June was a month of pushing my anxiety. We ate out again, this time sitting at a cafe to eat. It was one of those places where you pay and get your food before you sit down. This eliminates one stage of waiting. It also means that at any moment I could just pop my food in the little bag and take it with me.
We went another step further and stopped for a drink at a pub during the Jubilee weekend. It was busy, and I had to wait outside with Peanut while my boyfriend ordered. I was anxious, but it was manageable. The funny thing about my memory is when I look back I forget the anxiety and just remember the joy of the event. It makes doing anxiety provoking things worth it for the memories.
We went to Brighton! It was super hot, so we didn’t take Peanut with us. We had some chips along the beach and a wander around the town.
I tried something a little new with these bedside tables. Not sure what I think of them, but they sold straight away!
The end of June saw me celebrate my 28th birthday. Leading up to it, I had a bit of a mental health wobble. I didn’t want to put any pressure on the day and announced I wasn’t planning on celebrating it. This ended up in an argument with my family, as they couldn’t see my point. I stood my ground and just treated it as a normal workday and enjoyed it all the more for the lack of pressure.

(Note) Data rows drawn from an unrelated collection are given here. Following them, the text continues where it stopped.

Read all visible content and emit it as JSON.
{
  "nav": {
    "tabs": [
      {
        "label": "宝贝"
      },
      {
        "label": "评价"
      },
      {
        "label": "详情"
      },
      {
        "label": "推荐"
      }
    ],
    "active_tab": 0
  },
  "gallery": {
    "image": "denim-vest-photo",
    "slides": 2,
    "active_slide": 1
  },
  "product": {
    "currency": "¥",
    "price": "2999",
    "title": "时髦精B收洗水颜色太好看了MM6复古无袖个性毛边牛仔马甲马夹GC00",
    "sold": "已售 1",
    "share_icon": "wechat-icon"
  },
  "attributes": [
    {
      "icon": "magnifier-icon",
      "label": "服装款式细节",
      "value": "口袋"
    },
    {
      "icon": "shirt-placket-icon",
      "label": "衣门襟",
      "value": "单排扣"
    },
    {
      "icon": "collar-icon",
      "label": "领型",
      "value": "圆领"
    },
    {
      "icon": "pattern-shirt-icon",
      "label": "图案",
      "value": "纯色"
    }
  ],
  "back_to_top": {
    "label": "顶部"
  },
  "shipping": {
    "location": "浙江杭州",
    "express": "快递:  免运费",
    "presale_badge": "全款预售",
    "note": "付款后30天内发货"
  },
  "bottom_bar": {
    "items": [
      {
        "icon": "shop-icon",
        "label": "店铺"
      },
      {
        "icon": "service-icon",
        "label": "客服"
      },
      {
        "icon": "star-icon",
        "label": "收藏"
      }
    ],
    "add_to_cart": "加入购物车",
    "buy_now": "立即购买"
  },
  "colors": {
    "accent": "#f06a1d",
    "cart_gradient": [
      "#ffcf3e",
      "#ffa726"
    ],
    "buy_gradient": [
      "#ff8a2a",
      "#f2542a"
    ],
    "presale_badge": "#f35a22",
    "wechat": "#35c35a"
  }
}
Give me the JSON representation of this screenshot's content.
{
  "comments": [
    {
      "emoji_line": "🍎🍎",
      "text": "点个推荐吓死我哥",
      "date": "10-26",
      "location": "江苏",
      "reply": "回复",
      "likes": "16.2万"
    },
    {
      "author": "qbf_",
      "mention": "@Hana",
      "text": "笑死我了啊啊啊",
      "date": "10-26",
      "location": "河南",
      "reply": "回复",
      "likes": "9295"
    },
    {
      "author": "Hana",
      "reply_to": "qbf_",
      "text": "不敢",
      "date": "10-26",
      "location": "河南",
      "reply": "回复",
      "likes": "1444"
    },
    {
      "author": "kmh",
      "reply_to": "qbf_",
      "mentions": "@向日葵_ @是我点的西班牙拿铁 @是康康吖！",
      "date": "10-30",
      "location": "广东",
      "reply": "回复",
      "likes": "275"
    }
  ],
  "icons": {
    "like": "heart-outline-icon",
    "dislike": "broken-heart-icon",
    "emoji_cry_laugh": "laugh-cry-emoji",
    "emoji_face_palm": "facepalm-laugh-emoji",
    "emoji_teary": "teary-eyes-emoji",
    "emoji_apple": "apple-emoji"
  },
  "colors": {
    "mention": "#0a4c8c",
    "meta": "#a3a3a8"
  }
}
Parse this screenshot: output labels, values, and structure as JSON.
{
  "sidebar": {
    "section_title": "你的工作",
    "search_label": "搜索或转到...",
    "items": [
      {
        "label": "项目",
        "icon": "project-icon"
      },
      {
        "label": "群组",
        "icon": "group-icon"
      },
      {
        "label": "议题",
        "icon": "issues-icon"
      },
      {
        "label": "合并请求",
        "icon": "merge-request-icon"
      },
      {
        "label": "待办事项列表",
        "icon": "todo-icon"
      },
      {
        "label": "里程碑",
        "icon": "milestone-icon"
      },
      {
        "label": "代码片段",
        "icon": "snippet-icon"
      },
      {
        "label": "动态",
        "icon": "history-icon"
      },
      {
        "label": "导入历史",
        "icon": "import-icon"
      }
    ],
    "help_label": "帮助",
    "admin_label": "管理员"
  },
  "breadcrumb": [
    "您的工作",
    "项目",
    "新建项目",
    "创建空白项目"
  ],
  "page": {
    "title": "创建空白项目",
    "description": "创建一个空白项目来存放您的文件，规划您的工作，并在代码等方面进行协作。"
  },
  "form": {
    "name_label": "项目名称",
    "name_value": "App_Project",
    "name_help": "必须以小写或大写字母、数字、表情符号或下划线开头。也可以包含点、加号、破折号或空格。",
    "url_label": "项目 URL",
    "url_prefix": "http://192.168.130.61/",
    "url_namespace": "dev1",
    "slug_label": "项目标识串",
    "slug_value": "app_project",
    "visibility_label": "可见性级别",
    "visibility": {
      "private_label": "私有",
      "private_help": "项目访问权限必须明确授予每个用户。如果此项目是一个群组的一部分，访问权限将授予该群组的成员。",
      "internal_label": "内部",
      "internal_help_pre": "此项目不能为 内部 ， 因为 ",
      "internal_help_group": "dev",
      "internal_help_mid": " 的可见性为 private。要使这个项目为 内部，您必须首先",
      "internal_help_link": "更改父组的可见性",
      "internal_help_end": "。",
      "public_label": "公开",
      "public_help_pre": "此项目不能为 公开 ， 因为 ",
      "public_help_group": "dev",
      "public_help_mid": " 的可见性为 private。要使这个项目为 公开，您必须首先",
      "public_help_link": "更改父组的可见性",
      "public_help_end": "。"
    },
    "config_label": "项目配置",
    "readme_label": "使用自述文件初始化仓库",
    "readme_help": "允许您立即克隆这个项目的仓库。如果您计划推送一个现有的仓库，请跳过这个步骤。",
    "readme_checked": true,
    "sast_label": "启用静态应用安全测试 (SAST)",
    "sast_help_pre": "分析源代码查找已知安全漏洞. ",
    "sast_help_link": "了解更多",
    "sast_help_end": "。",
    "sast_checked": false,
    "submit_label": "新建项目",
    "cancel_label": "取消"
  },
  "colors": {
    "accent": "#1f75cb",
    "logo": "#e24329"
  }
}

It was super hot this summer, meaning we couldn’t really do much. Most of our time was spent in doors in front of a fan and taking Peanut out for very late night walks. I made the most of it and threw myself into writing and upcycling. I adored these bedside tables, but they took forever to sell! We considered keeping them, but they were just a tad too big.
I had lots of fun with this drinks’ cabinet! One of the panes of glass was cracked, so I stuck mirror tiles over it to cover it and to protect it.
We dropped Peanut off with my parents one day and went to a vintage kilo sale. I’d never been to one before and loved it. Ended up buying some lovely pieces (including this outfit above).